For any (real) depressed cubic \(g(x) = q + px + x^3\) with negative discriminant Cardano famously obtained a formula for one of the roots in terms of the coefficients \(p, q\) and their radicals (specifically, square- and cube-roots).
Note
Recall that it suffices to find only one root. The others can be obtained on multiplying by an appropriate root of unity. Once we have three roots we know, by the fundamental theorem of algebra, that we have found all the roots. With Cardano’s formula and a cube root of unity it is possible to derive all the roots of a cubic.
See this Wikipedia entry for the general formula for roots of a cubic.
Note
The formula from the above entry is valid in the same generality as in the quadratic case, i.e., for complex cubics, not just real cubics.
Implementation¶
The method zeroes() is callable on instances of the class Cubic. When called on an instance it returns a list of its zeroes.

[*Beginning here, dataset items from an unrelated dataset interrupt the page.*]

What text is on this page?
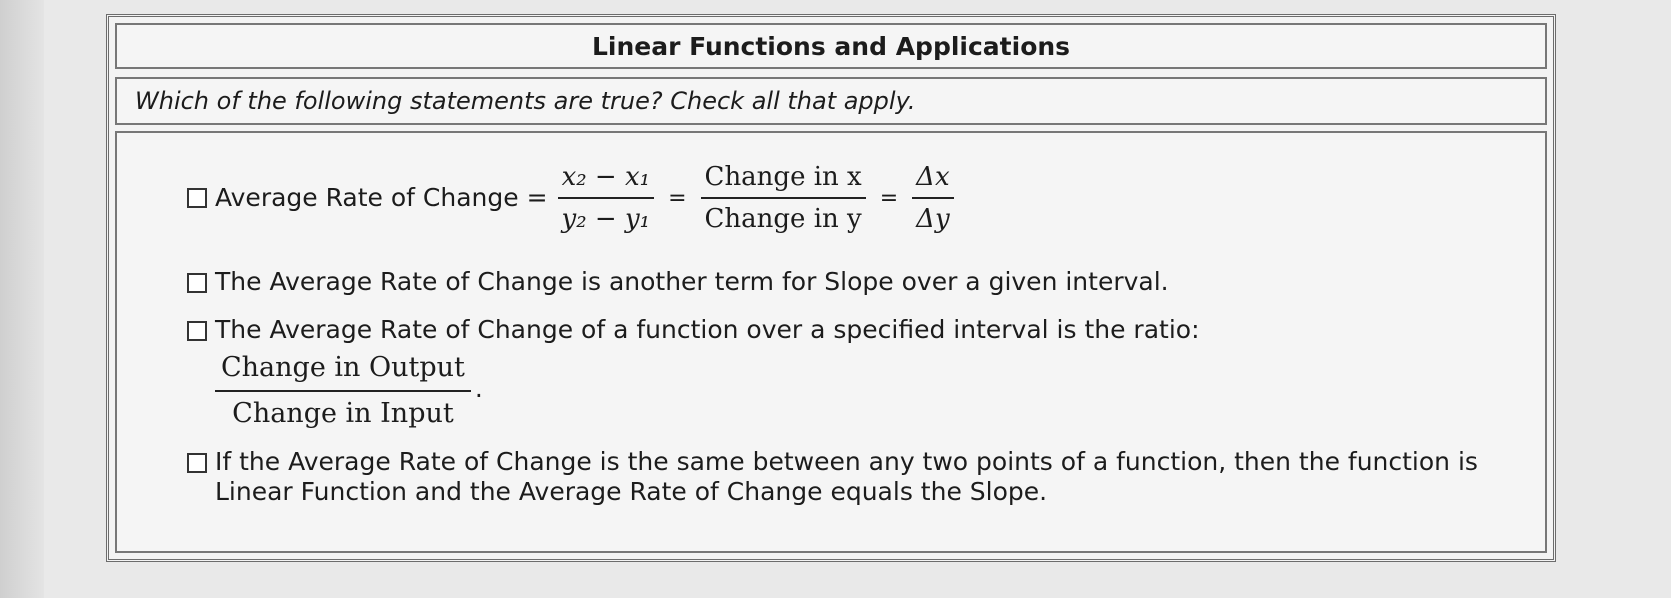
Linear Functions and Applications
Which of the following statements are true? Check all that apply.
Average Rate of Change = $\frac{\text{x₂ − x₁}}{\text{y₂ − y₁}} = \frac{\text{Change in x}}{\text{Change in y}} = \frac{\Delta x}{\Delta y}$
The Average Rate of Change is another term for Slope over a given interval.
The Average Rate of Change of a function over a specified interval is the ratio:
$\frac{\text{Change in Output}}{\text{Change in Input}}$ .
If the Average Rate of Change is the same between any two points of a function, then the function is Linear Function and the Average Rate of Change equals the Slope.
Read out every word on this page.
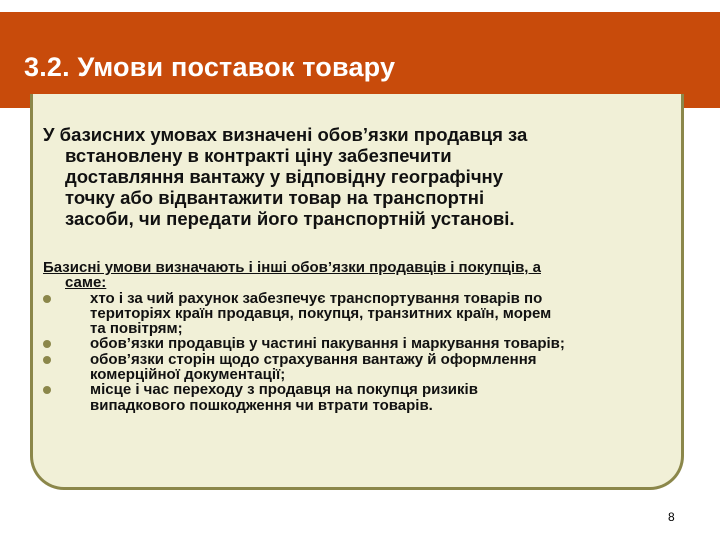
3.2. Умови поставок товару
У базисних умовах визначені обов’язки продавця за
встановлену в контракті ціну забезпечити
доставляння вантажу у відповідну географічну
точку або відвантажити товар на транспортні
засоби, чи передати його транспортній установі.
Базисні умови визначають і інші обов’язки продавців і покупців, а
саме:
хто і за чий рахунок забезпечує транспортування товарів по
територіях країн продавця, покупця, транзитних країн, морем
та повітрям;
обов’язки продавців у частині пакування і маркування товарів;
обов’язки сторін щодо страхування вантажу й оформлення
комерційної документації;
місце і час переходу з продавця на покупця ризиків
випадкового пошкодження чи втрати товарів.
8
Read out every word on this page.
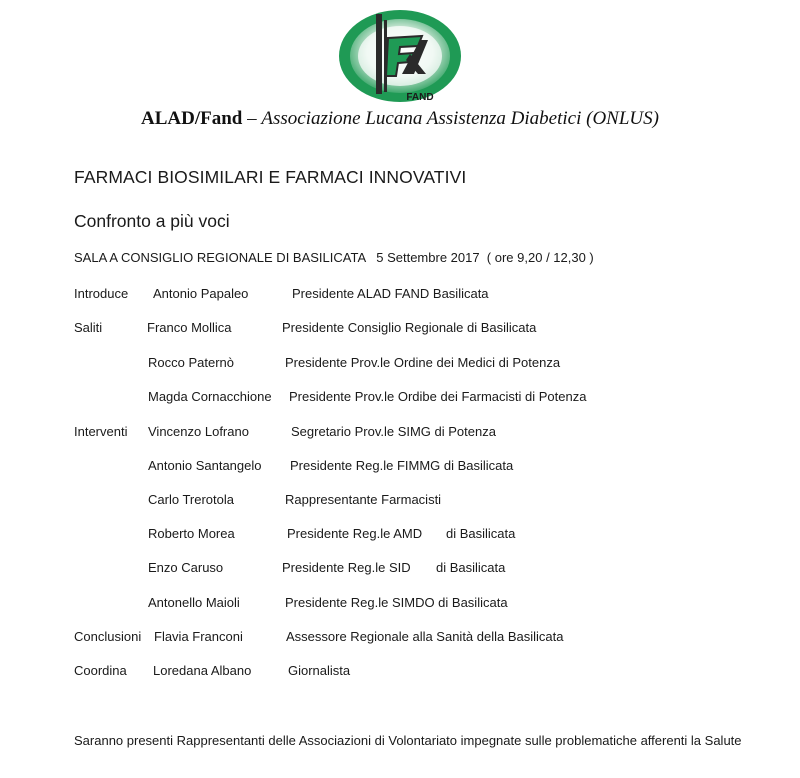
FAND
ALAD/Fand – Associazione Lucana Assistenza Diabetici (ONLUS)
FARMACI BIOSIMILARI E FARMACI INNOVATIVI
Confronto a più voci
SALA A CONSIGLIO REGIONALE DI BASILICATA   5 Settembre 2017  ( ore 9,20 / 12,30 )
Introduce Antonio Papaleo	Presidente ALAD FAND Basilicata
Saliti	Franco Mollica	Presidente Consiglio Regionale di Basilicata
Rocco Paternò	Presidente Prov.le Ordine dei Medici di Potenza
Magda Cornacchione Presidente Prov.le Ordibe dei Farmacisti di Potenza
Interventi Vincenzo Lofrano	Segretario Prov.le SIMG di Potenza
Antonio Santangelo Presidente Reg.le FIMMG di Basilicata
Carlo Trerotola	Rappresentante Farmacisti
Roberto Morea	Presidente Reg.le AMD di Basilicata
Enzo Caruso	Presidente Reg.le SID di Basilicata
Antonello Maioli	Presidente Reg.le SIMDO di Basilicata
Conclusioni Flavia Franconi	Assessore Regionale alla Sanità della Basilicata
Coordina Loredana Albano	Giornalista
Saranno presenti Rappresentanti delle Associazioni di Volontariato impegnate sulle problematiche afferenti la Salute
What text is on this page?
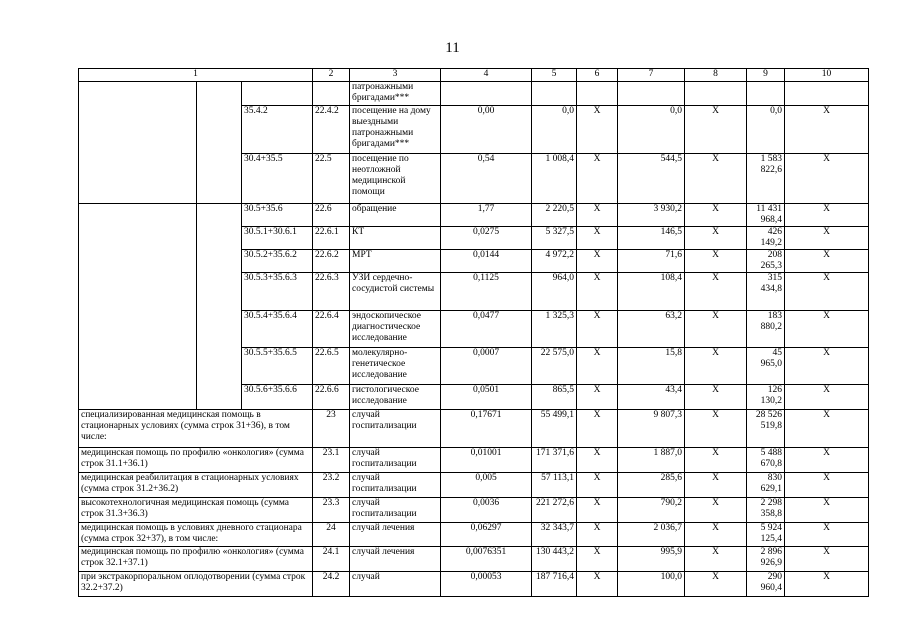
11
1			2	3	4	5	6	7	8	9	10
				патронажными бригадами***							
		35.4.2	22.4.2	посещение на дому выездными патронажными бригадами***	0,00	0,0	X	0,0	X	0,0	X
		30.4+35.5	22.5	посещение по неотложной медицинской помощи	0,54	1 008,4	X	544,5	X	1 583 822,6	X
		30.5+35.6	22.6	обращение	1,77	2 220,5	X	3 930,2	X	11 431 968,4	X
		30.5.1+30.6.1	22.6.1	КТ	0,0275	5 327,5	X	146,5	X	426 149,2	X
		30.5.2+35.6.2	22.6.2	МРТ	0,0144	4 972,2	X	71,6	X	208 265,3	X
		30.5.3+35.6.3	22.6.3	УЗИ сердечно-сосудистой системы	0,1125	964,0	X	108,4	X	315 434,8	X
		30.5.4+35.6.4	22.6.4	эндоскопическое диагностическое исследование	0,0477	1 325,3	X	63,2	X	183 880,2	X
		30.5.5+35.6.5	22.6.5	молекулярно-генетическое исследование	0,0007	22 575,0	X	15,8	X	45 965,0	X
		30.5.6+35.6.6	22.6.6	гистологическое исследование	0,0501	865,5	X	43,4	X	126 130,2	X
специализированная медицинская помощь в стационарных условиях (сумма строк 31+36), в том числе:			23	случай госпитализации	0,17671	55 499,1	X	9 807,3	X	28 526 519,8	X
медицинская помощь по профилю «онкология» (сумма строк 31.1+36.1)			23.1	случай госпитализации	0,01001	171 371,6	X	1 887,0	X	5 488 670,8	X
медицинская реабилитация в стационарных условиях (сумма строк 31.2+36.2)			23.2	случай госпитализации	0,005	57 113,1	X	285,6	X	830 629,1	X
высокотехнологичная медицинская помощь (сумма строк 31.3+36.3)			23.3	случай госпитализации	0,0036	221 272,6	X	790,2	X	2 298 358,8	X
медицинская помощь в условиях дневного стационара (сумма строк 32+37), в том числе:			24	случай лечения	0,06297	32 343,7	X	2 036,7	X	5 924 125,4	X
медицинская помощь по профилю «онкология» (сумма строк 32.1+37.1)			24.1	случай лечения	0,0076351	130 443,2	X	995,9	X	2 896 926,9	X
при экстракорпоральном оплодотворении (сумма строк 32.2+37.2)			24.2	случай	0,00053	187 716,4	X	100,0	X	290 960,4	X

To illustrate, for the following cubics:
\(-10 + x + 5x^3\);
\(x -9x^2 + x^3\);
\(-34 + 6x^2 + 2x^3\);
\(1 + x + x^2 + x^3\)
Their zeroes are:
test_cubic_1 = cbc.Cubic([-10, 1, 0, 5])
test_cubic_2 = cbc.Cubic([0, 1, -9, 1])
test_cubic_3 = cbc.Cubic([-34, 0, 6, 2])
test_cubic_4 = cbc.Cubic([1, 1, 1, 1])
test_cubics = [test_cubic_1, test_cubic_2, test_cubic_3, test_cubic_4]
for c in test_cubics:
print(f"Zeroes of {c} are:")
c_zros = c.zeroes()
print(*c_zros, sep='\n')
print('\n')
Zeroes of -10x^0 + 1x^1 + 5x^3 are:
1.207 + 0.0i
-0.6035 + 1.137i
-0.6035 - 1.137i
Zeroes of 1x^1 - 9x^2 + 1x^3 are:
0.0 + 0.0i
0.1125 + -0.0i
8.8875 + 0.0i
Zeroes of -34x^0 + 6x^2 + 2x^3 are:
-2.4343 + 1.7809i
-2.4343 - 1.7809i
1.8686 + 0.0i
Zeroes of 1x^0 + 1x^1 + 1x^2 + 1x^3 are:
-1.0 + 0.0i
0.0 + 1.0i
-0.0 - 1.0i
The value of the cubic at each zero must of course be zero.
And so, as a sanity check on the method zeroes() we need to check, for each cubic in test_cubics above, that the cubic at that value is indeed zero. As the method zeroes() returns complex numbers, i.e., instances of cplx, to evaluate a polynomial thereon requires calling cplxEval() from Poly. We find:
for c in test_cubics:
c_zros = c.zeroes()
for zro in c_zros:
print(c.cplxEval(zro))
print('\n')
-0.0 + 0.0i
-0.0 + 0.0i
-0.0 + 0.0i
0.0 + 0.0i
0.0 + 0.0i
0.0 + 0.0i
-0.0 + 0.0i
-0.0 + 0.0i
-0.0 + 0.0i
0.0 + 0.0i
0.0 + 0.0i
0.0 + 0.0i
And so for each cubic in test_cubics, each of their zeroes indeed returns zero upon evaluation, as expected.